Pierrette a fait faire volte-face à l’auto. La lune leur sourit, et entre ses dents Pierrette chantonne « Kiss me good night. »
C’est l’amour qui chante pense Charles, et malgré lui, il se demande comment sa fiancée peut ainsi rire et badiner la veille de son départ. M’aime-t-elle vraiment ? Anxieusement il se pose la question : Comment savoir avec cette Pierrette. Elle l’a toujours dérouté, elle lui a toujours plu, mais il ne l’a jamais comprise.
Elle stoppe, saute en bas de l’auto, met la main dans sa poche et présente à Charlie la clef de la machine.
— Non, chérie, je te la laisse, tu pourras t’en servir à ton gré. Vous aurez prochainement de la visite, elle te servira.
— Mais Charlie, ce n’est pas possible, tu en seras privé.
— Non, puisque je pars avec l’un de mes amis.
— Quel train prends-tu ? Ou, partez-vous d’ici en machine ?
— Nous prenons le bateau de Chicoutimi, et nous embarquerons notre voiture. Le départ est à huit heures. C’est trop tôt ?
— Oh ! que non ! répond Pierrette, en se frottant les yeux à l’avance, à l’idée de se lever à une heure si matinale.
— Bonne nuit, ma chérie, alors, et à demain matin.
Dans sa chambre jaune, Pierrette chante oubliant le prochain départ de Charlie.

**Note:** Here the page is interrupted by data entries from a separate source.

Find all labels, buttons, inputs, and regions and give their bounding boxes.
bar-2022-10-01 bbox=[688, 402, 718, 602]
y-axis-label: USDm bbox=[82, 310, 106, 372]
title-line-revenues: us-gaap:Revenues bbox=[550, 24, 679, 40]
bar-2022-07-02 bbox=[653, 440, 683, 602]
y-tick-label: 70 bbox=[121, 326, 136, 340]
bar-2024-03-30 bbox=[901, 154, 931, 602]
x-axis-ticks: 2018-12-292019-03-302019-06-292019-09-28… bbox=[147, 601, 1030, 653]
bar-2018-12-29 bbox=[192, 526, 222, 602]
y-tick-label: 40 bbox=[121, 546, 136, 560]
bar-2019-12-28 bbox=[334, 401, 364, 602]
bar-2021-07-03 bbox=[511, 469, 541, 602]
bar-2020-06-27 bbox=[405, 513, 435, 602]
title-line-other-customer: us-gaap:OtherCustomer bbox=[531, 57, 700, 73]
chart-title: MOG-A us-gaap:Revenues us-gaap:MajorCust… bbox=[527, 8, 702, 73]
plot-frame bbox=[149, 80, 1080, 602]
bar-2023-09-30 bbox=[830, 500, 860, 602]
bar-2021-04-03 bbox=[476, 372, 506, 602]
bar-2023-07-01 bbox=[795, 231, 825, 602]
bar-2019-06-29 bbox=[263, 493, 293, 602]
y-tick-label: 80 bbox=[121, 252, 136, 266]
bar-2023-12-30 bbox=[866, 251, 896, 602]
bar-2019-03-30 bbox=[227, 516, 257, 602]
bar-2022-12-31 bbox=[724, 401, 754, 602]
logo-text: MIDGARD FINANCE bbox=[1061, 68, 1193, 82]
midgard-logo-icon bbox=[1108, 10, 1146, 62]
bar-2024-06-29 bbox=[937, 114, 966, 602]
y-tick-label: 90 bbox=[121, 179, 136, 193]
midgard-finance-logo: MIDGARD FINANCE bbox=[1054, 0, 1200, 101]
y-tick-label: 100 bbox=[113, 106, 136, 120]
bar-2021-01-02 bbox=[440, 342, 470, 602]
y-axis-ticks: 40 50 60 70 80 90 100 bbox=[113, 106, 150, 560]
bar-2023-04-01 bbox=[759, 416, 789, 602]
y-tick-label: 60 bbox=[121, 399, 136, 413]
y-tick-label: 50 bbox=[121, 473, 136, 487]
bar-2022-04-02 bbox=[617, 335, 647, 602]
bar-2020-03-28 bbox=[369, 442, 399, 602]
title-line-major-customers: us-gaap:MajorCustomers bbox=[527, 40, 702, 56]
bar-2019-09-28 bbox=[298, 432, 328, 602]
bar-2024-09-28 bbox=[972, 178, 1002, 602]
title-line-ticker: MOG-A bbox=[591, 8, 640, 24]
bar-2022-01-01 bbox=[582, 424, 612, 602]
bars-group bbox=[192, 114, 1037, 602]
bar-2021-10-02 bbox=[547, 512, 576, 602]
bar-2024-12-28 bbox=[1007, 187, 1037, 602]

Sept heures et demie, l’auto démarre, le soleil sourit entre deux nuages, La basse-ville n’est pas encore très animée. Pierrette se rend sur le quai. Elle est arrivée la première. Tout à coup dans une torpédo verte, son fiancé surgit en compagnie de son ami. La voiture s’arrête, et Charlie se précipite la main tendue :
— Comme tu es gentille, ma Pierrette, et tu es arrivée la première !
— Tu sais bien que je ne fais rien à demi.